Editorial

When they make map at a given scale, the readers of the International Journal of Cartography know that they need to adjust and often simplify the level of detail of their geographic data, in order to keep the details of the map legible. This process, map generalisation, has long been a research topic for cartographers, as shown by the lifespan of the International Cartographic Association (ICA) commission on map generalisation and multiple representation, whose chairs were the guest editors of this special issue. But research on map generalisation is experiencing important mutations that are illustrated in this special issue. For many years, research in map generalisation has mainly been driven by the need for automation from the national, or regional, mapping agencies (NMAs) that produce series of topographic paper maps (Mackaness, Ruas, & Sarjakoski, 2007). This major focus is no longer, for three main reasons:

• NMA topographic map generalisation made great process towards automation in the past years (Duchêne et al., 2014), and NMAs are no longer urging researchers for innovation.

• NMAs are no longer the main providers of topographic maps, with big companies such as Google or Microsoft making their own maps, and also more and more derived from volunteered geographic information (Sester, Arsanjani, Klammer, Burghardt, & Haunert, 2014; Touya, Antoniou, Christophe, & Skopeliti, 2017).

• Cartography is being more interactive and multi-scale, so there is a shift towards information visualisation techniques, and human-computer interaction design is becoming at least as important as map design itself.

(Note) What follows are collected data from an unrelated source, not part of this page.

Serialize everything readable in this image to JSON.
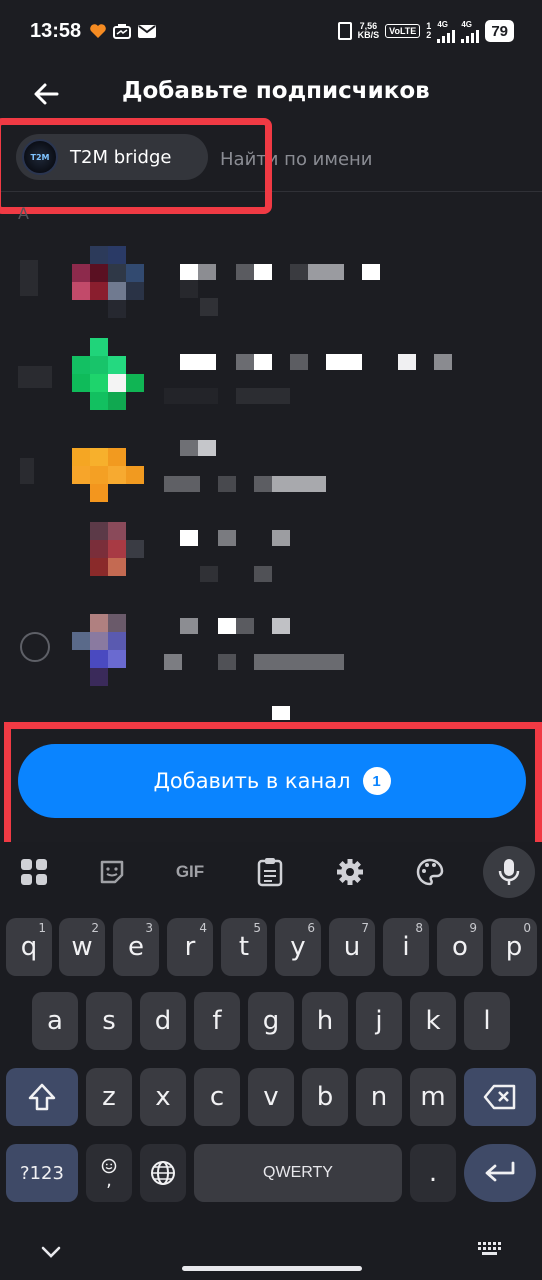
{
  "status_bar": {
    "time": "13:58",
    "speed_value": "7,56",
    "speed_unit": "KB/S",
    "volte": "VoLTE",
    "sim1": "1",
    "sim2": "2",
    "network1": "4G",
    "network2": "4G",
    "battery": "79"
  },
  "header": {
    "title": "Добавьте подписчиков",
    "back_icon": "arrow-left-icon"
  },
  "selection": {
    "chip_label": "T2M bridge",
    "chip_avatar_text": "T2M",
    "search_placeholder": "Найти по имени"
  },
  "list": {
    "section_letter": "A",
    "contacts": [
      {
        "selected": false,
        "name": "",
        "status": ""
      },
      {
        "selected": false,
        "name": "",
        "status": ""
      },
      {
        "selected": false,
        "name": "",
        "status": ""
      },
      {
        "selected": false,
        "name": "",
        "status": ""
      },
      {
        "selected": false,
        "name": "",
        "status": ""
      },
      {
        "selected": false,
        "name": "",
        "status": ""
      }
    ]
  },
  "action": {
    "add_label": "Добавить в канал",
    "count": "1"
  },
  "keyboard": {
    "toolbar": {
      "gif_label": "GIF"
    },
    "row1": [
      {
        "key": "q",
        "hint": "1"
      },
      {
        "key": "w",
        "hint": "2"
      },
      {
        "key": "e",
        "hint": "3"
      },
      {
        "key": "r",
        "hint": "4"
      },
      {
        "key": "t",
        "hint": "5"
      },
      {
        "key": "y",
        "hint": "6"
      },
      {
        "key": "u",
        "hint": "7"
      },
      {
        "key": "i",
        "hint": "8"
      },
      {
        "key": "o",
        "hint": "9"
      },
      {
        "key": "p",
        "hint": "0"
      }
    ],
    "row2": [
      "a",
      "s",
      "d",
      "f",
      "g",
      "h",
      "j",
      "k",
      "l"
    ],
    "row3": [
      "z",
      "x",
      "c",
      "v",
      "b",
      "n",
      "m"
    ],
    "symbols_label": "?123",
    "comma_label": ",",
    "space_label": "QWERTY",
    "period_label": "."
  },
  "colors": {
    "accent": "#0a84ff",
    "highlight_red": "#f03a44",
    "background": "#1c1d22"
  }
}
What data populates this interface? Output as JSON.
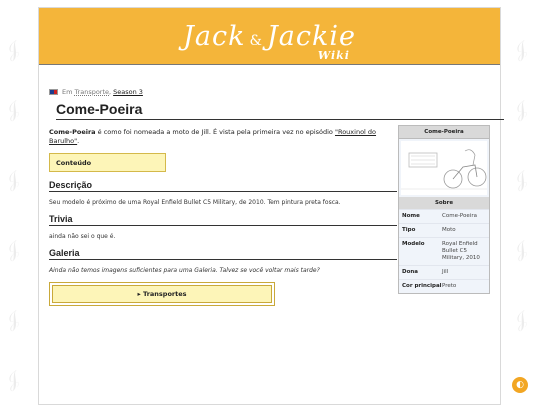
{
  "header": {
    "logo_main": "Jack",
    "logo_amp": "&",
    "logo_second": "Jackie",
    "logo_wiki": "Wiki"
  },
  "breadcrumb": {
    "prefix": "Em",
    "category": "Transporte",
    "separator": ",",
    "season": "Season 3"
  },
  "page_title": "Come-Poeira",
  "intro": {
    "bold": "Come-Poeira",
    "text": " é como foi nomeada a moto de Jill. É vista pela primeira vez no episódio ",
    "link": "\"Rouxinol do Barulho\"",
    "end": "."
  },
  "toc_label": "Conteúdo",
  "sections": {
    "descricao_title": "Descrição",
    "descricao_text": "Seu modelo é próximo de uma Royal Enfield Bullet C5 Military, de 2010. Tem pintura preta fosca.",
    "trivia_title": "Trivia",
    "trivia_text": "ainda não sei o que é.",
    "galeria_title": "Galeria",
    "galeria_text": "Ainda não temos imagens suficientes para uma Galeria. Talvez se você voltar mais tarde?"
  },
  "nav_box_label": "▸ Transportes",
  "infobox": {
    "title": "Come-Poeira",
    "subheader": "Sobre",
    "rows": [
      {
        "key": "Nome",
        "value": "Come-Poeira"
      },
      {
        "key": "Tipo",
        "value": "Moto"
      },
      {
        "key": "Modelo",
        "value": "Royal Enfield Bullet C5 Military, 2010"
      },
      {
        "key": "Dona",
        "value": "Jill"
      },
      {
        "key": "Cor principal",
        "value": "Preto"
      }
    ]
  },
  "theme": {
    "accent": "#f4b53a",
    "toc_bg": "#fdf5b8"
  },
  "icons": {
    "theme_toggle": "contrast-icon",
    "flag": "flag-icon"
  }
}
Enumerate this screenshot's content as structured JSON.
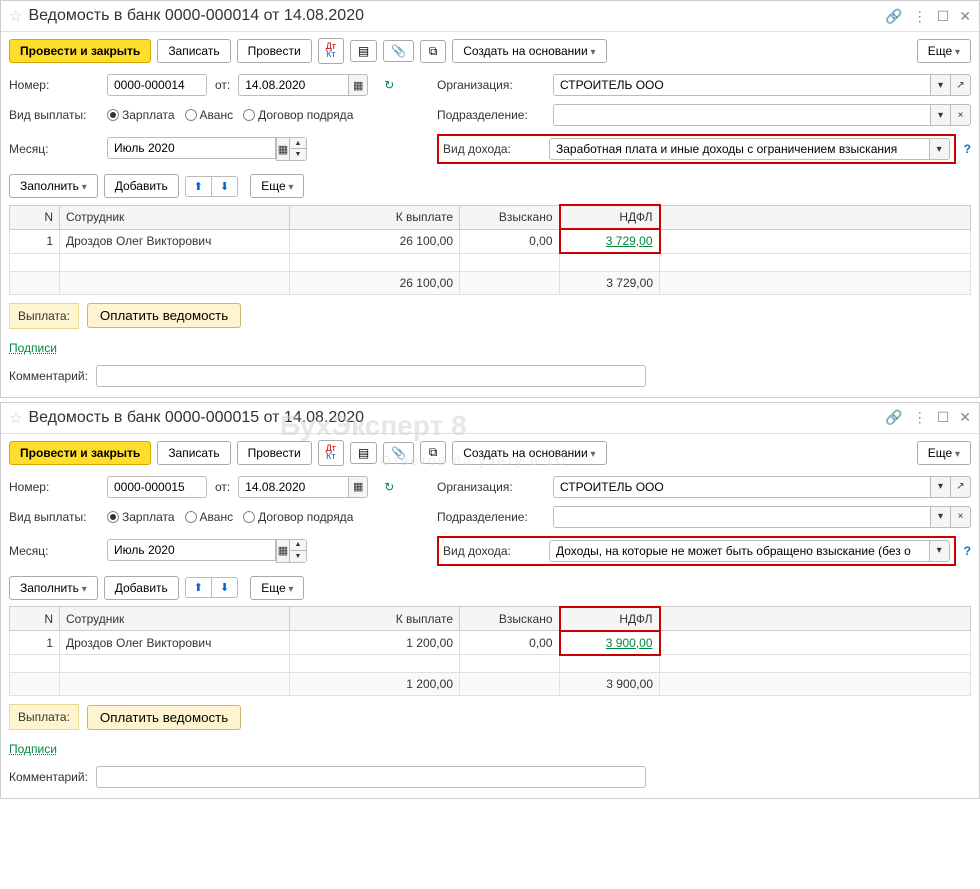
{
  "windows": [
    {
      "title": "Ведомость в банк 0000-000014 от 14.08.2020",
      "number": "0000-000014",
      "date": "14.08.2020",
      "org": "СТРОИТЕЛЬ ООО",
      "subdiv": "",
      "month": "Июль 2020",
      "income_type": "Заработная плата и иные доходы с ограничением взыскания",
      "row": {
        "n": "1",
        "emp": "Дроздов Олег Викторович",
        "amount": "26 100,00",
        "collected": "0,00",
        "ndfl": "3 729,00"
      },
      "total": {
        "amount": "26 100,00",
        "ndfl": "3 729,00"
      }
    },
    {
      "title": "Ведомость в банк 0000-000015 от 14.08.2020",
      "number": "0000-000015",
      "date": "14.08.2020",
      "org": "СТРОИТЕЛЬ ООО",
      "subdiv": "",
      "month": "Июль 2020",
      "income_type": "Доходы, на которые не может быть обращено взыскание (без о",
      "row": {
        "n": "1",
        "emp": "Дроздов Олег Викторович",
        "amount": "1 200,00",
        "collected": "0,00",
        "ndfl": "3 900,00"
      },
      "total": {
        "amount": "1 200,00",
        "ndfl": "3 900,00"
      }
    }
  ],
  "labels": {
    "post_close": "Провести и закрыть",
    "record": "Записать",
    "post": "Провести",
    "create_based": "Создать на основании",
    "more": "Еще",
    "number": "Номер:",
    "from": "от:",
    "org": "Организация:",
    "paytype": "Вид выплаты:",
    "salary": "Зарплата",
    "advance": "Аванс",
    "contract": "Договор подряда",
    "subdiv": "Подразделение:",
    "month": "Месяц:",
    "income_type": "Вид дохода:",
    "fill": "Заполнить",
    "add": "Добавить",
    "col_n": "N",
    "col_emp": "Сотрудник",
    "col_amt": "К выплате",
    "col_col": "Взыскано",
    "col_ndfl": "НДФЛ",
    "payment": "Выплата:",
    "pay_btn": "Оплатить ведомость",
    "signs": "Подписи",
    "comment": "Комментарий:"
  },
  "watermark": {
    "main": "БухЭксперт 8",
    "sub": "Ответов по учёту в 1С"
  }
}
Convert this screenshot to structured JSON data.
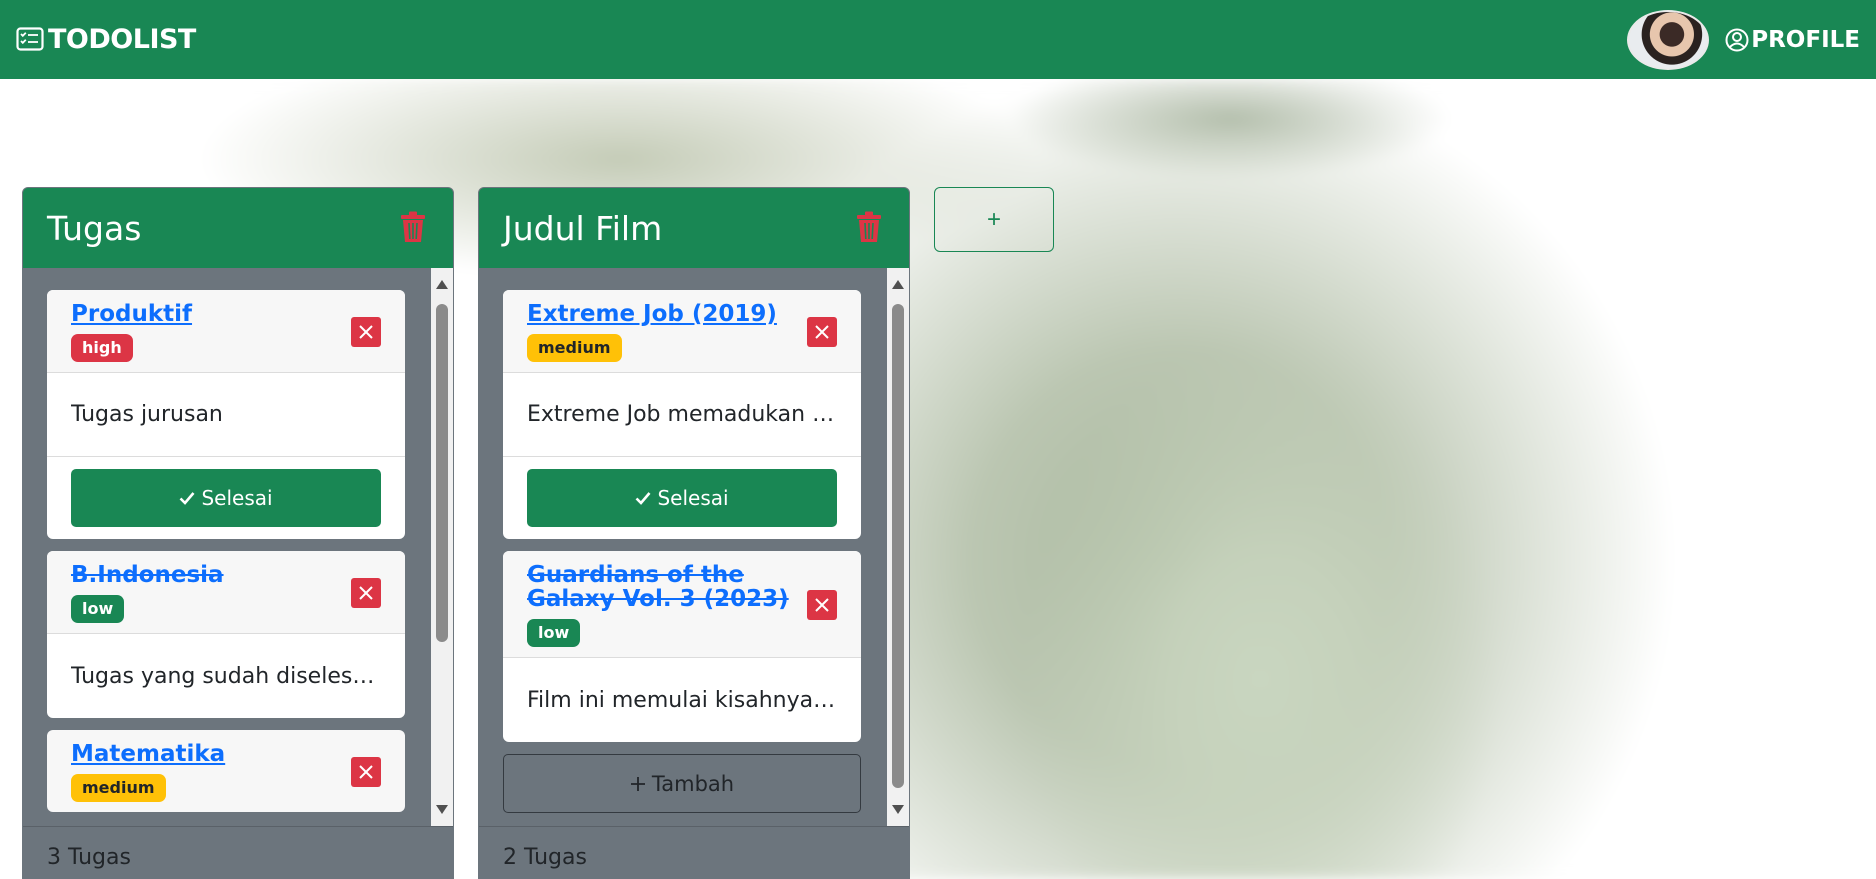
{
  "navbar": {
    "brand": "TODOLIST",
    "profile_label": "PROFILE",
    "brand_icon": "checklist-icon",
    "profile_icon": "person-circle-icon"
  },
  "columns": [
    {
      "title": "Tugas",
      "footer": "3 Tugas",
      "cards": [
        {
          "title": "Produktif",
          "priority": "high",
          "description": "Tugas jurusan",
          "done_label": "Selesai",
          "completed": false
        },
        {
          "title": "B.Indonesia",
          "priority": "low",
          "description": "Tugas yang sudah diselesaikan",
          "completed": true
        },
        {
          "title": "Matematika",
          "priority": "medium",
          "description": "",
          "completed": false
        }
      ]
    },
    {
      "title": "Judul Film",
      "footer": "2 Tugas",
      "add_label": "Tambah",
      "cards": [
        {
          "title": "Extreme Job (2019)",
          "priority": "medium",
          "description": "Extreme Job memadukan e...",
          "done_label": "Selesai",
          "completed": false
        },
        {
          "title": "Guardians of the Galaxy Vol. 3 (2023)",
          "priority": "low",
          "description": "Film ini memulai kisahnya ...",
          "completed": true
        }
      ]
    }
  ],
  "add_column_label": "+",
  "colors": {
    "primary_green": "#198754",
    "danger": "#dc3545",
    "warning": "#ffc107",
    "link": "#0d6efd",
    "column_bg": "#6c757d"
  }
}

The papers published in this special issue of the International Journal of Cartography illustrates this transition period, and the first three papers show that the challenges of good old map generalisation are still important. It is important to identify geographic patterns and structures that are implicit in the datasets used as input for map generalisation, in order to abstract or preserve these patterns (Mackaness & Edwards, 2002). For river network generalisation purposes, Lawrence V. Stanislawski, Michael P. Finn, and Barbara P. Buttenfield, in Classifying physiographic regimes on terrain and hydrologic factors for adaptive generalization of stream networks, propose a classification of the physiographic regimes of the streams, to adapt the simplification operators applied to the stream geometry. The classification uses terrain analysis as well as hydrologic factors of the streams (e.g. soil and bedrock permeability) to decide if the streams of an area belong more to coastal plains or humid mountains (seven classes are used). What would be an automated map generalisation without geometry simplification algorithms? The second paper of the issue, Simplification of polylines by segment collapse: minimizing areal displacement while preserving area by Barry J. Kronenfeld, Lawrence V. Stanislawski, Barbara P. Buttenfield & Tyler Brockmeyer, proposes a novel polyline simplification algorithm that preserves the area of closed polylines. The algorithm is tested on several complex lakes and does preserve the area of the lakes while simplifying their outline. When you have several simplifications algorithms at disposal like the one proposed in the previous paper, it is difficult to know which one, with which parameters to use in a specific situation. The third paper, Regression modeling of reduction in spatial accuracy and detail for multiple geometric line simplification procedures by Timofey Samsonov and Olga Yakimova, propose a regression model able to compare different line simplification algorithms regarding the output accuracy and level of detail. They show how the parameters of two simplification algorithms such as Douglas- Peucker, and Visvalingam-Whyatt can be linked using the regression model.

Following this more classical research, the next two papers extend the scope of traditional map generalisation by applying generalisation principles to more unusual datasets. First, Variable DEM generalization using local entropy for terrain representation through scale by Paulo Raposo follows the classical principle of adapting the simplification to the local geography of the map to raster digital elevation model smoothing. The method is able to preserve more terrain details in high reliefs while applying stronger smoothing in flatter areas. The following paper is Using stroke and mesh to recognize building group patterns by Xiao Wang and Dirk Burghardt. It focuses on the cartographic generalisation of buildings data extracted from OpenStreetMap. As in the first paper of the issue, they propose a method to recognise patterns that we want to preserve during generalisation. In this case, they recognise building patterns such as alignments by building a mesh between the buildings and then searching for strokes in the arcs of the mesh.

Finally, the last two papers extend map generalisation research to interactive multi-scale maps. In Designing Multi-Scale Maps: Lessons Learned from Existing Practices, Marion Dumont, Guillaume Touya, and Cécile Duchêne study several existing multi-scale maps to derive guidelines of multi-scale map design to enable smoother zooming interactions. In particular, it seems that progressive abstraction changes in building/built-up area depiction help towards smoother zooming interactions. The last paper, Web-based dissemination of continuously generalized space-scale cube data for smooth user interaction by Martijn Meijers, Peter van Oosterom, Mattijs Driel, and Radan Šuba, uses a continuous rather than progressive approach of multi-scale interactive mapping. The authors show how to use the Space-Scale Cube model in a mobile web client that serves continuous multi-scale maps. They propose continuous magnifying lenses called slicing surfaces that show more detail inside the surface and less outside.

This special issue proves that research in map generalisation is alive and well, and the extension of the scope of generalisation research gives us motivating new challenges for future years.